她是极爱音乐的,爱到了骨子里,小学就展现出了对音乐的惊人天赋,初中更是,直接担任艺术学校交响乐团的首席。
尤宴当时也很愿意让她艺考,在家里置办钢琴还买了小提琴。
初三那年尚时期的文化成绩考进了年级前五十,再加上尤宴意外立功升职,音乐梦到底是一点一点破碎了。
从那以后,妈妈不再是妈妈,是尤宴,是市局的一名人民警察,她的心里不再只有家庭,而是各种大大小小可以升职加薪的案件。
尤宴渐渐地不允许尤南、尚时期和弟弟尚闻津追求自己的爱好,不允许他们的名字出现在任何荣誉榜上。
当然了,这确实是对他们的保护,毕竟父亲的身份也那样特殊。
但是这样的铁血手腕并不适合教育,这个道理尤宴不会明白,她也并不想明白。
“我觉得我们可以去开音乐会了,这技术。”尚时期调整好情绪,摸了摸琴吻得意洋洋地说道。

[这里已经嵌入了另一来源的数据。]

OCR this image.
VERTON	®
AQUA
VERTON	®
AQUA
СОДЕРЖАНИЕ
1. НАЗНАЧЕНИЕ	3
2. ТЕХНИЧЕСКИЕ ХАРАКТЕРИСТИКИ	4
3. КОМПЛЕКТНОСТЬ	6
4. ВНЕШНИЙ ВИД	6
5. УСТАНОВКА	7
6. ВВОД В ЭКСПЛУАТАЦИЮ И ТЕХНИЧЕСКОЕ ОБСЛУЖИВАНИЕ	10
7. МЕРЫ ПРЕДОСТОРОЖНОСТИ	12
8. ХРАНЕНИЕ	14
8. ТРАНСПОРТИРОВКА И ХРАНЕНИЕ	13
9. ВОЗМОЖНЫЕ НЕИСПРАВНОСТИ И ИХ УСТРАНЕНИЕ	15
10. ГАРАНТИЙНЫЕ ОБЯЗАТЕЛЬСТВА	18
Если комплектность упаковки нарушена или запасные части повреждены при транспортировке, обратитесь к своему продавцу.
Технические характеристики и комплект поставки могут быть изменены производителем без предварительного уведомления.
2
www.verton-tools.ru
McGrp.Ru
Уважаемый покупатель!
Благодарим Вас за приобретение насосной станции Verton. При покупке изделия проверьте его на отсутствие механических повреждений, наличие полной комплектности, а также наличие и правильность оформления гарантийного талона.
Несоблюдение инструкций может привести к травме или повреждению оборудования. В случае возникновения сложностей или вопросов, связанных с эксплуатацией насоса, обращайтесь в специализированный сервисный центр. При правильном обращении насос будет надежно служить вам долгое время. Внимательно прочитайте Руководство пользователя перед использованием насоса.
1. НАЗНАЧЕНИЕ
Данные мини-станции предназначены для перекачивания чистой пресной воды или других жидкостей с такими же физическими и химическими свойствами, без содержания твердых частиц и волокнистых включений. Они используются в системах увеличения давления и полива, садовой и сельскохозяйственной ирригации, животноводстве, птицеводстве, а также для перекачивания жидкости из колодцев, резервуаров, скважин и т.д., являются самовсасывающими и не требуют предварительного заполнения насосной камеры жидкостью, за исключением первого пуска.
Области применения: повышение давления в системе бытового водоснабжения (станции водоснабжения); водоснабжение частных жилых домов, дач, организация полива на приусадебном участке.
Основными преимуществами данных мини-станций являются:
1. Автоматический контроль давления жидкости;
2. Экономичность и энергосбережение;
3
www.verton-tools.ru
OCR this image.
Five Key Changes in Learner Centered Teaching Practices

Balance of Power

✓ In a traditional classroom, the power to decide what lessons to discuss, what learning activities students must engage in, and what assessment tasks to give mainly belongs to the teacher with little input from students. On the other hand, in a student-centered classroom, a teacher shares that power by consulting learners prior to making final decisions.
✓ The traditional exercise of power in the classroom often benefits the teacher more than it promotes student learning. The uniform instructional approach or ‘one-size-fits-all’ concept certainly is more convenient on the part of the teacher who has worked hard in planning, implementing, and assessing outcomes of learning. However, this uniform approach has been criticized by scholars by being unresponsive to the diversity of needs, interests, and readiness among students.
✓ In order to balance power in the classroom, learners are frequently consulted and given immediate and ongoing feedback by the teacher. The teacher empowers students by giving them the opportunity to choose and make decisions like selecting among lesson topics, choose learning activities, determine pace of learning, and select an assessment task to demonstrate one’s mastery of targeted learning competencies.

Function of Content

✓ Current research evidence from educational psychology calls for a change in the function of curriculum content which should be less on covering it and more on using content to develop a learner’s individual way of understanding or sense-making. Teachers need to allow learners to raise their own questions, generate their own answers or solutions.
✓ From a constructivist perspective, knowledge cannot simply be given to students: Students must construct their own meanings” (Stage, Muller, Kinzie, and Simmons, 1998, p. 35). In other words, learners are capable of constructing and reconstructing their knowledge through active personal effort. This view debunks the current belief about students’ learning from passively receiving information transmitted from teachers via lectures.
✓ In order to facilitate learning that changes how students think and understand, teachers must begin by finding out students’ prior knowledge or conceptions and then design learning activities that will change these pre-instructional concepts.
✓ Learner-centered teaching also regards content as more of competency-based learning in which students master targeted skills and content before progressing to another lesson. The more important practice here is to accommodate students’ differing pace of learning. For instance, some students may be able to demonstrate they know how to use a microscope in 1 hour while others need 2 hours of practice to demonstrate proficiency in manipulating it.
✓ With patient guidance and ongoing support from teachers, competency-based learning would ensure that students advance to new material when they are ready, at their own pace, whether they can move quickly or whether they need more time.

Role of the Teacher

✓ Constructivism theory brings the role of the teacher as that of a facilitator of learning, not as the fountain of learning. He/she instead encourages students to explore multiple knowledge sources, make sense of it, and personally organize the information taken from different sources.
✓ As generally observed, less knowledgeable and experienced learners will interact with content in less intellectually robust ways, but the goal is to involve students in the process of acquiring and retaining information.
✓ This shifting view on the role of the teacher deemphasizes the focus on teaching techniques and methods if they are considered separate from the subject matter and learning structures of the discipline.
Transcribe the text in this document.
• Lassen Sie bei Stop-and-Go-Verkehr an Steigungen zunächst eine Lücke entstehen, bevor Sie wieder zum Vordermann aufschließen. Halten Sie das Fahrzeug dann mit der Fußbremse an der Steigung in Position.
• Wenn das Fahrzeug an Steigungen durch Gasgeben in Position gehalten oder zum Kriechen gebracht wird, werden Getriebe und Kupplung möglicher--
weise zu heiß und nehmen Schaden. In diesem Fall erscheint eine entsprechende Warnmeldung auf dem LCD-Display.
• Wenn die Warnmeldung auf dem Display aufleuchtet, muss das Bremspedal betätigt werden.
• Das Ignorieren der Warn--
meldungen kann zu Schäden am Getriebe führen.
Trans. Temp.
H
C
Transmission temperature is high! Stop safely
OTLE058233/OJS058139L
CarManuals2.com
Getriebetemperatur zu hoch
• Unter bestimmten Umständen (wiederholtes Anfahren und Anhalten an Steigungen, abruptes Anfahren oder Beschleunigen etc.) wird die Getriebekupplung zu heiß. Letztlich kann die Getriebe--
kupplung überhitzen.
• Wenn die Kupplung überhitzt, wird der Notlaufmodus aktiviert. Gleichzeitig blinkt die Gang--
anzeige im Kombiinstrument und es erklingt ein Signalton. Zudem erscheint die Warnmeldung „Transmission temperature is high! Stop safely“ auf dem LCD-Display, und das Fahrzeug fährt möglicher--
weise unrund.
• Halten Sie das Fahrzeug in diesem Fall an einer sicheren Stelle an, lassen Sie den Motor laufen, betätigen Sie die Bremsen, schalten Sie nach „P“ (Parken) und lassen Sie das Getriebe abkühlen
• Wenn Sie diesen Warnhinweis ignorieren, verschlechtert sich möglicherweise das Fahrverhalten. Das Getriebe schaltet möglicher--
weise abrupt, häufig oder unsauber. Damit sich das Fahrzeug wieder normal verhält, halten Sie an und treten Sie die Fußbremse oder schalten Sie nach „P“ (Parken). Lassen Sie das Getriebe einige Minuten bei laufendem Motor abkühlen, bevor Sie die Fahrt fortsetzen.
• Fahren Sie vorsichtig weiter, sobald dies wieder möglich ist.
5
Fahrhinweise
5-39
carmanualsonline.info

她说这话时抬高了头露出漂亮的脖颈,像只发光的天鹅,周边有来自四面八方的掌声。
“正想跟你说呢,我想我们可以开个——”尤南边说边回头,突然猛的一愣!
尚时期的这个动作让他感觉似曾相识!
“开个什么?”尚时期只自顾自地收起小提琴,小心翼翼的装起来,并没有发现他的异常。
收好小提琴,又去扒拉尤南的口袋:“有糖没哥?”
“……有的。”他从另外一只口袋拿出一颗奶糖来给尚时期,“没事,我是说我们确实可以继续做音乐,不一定要用真名的。”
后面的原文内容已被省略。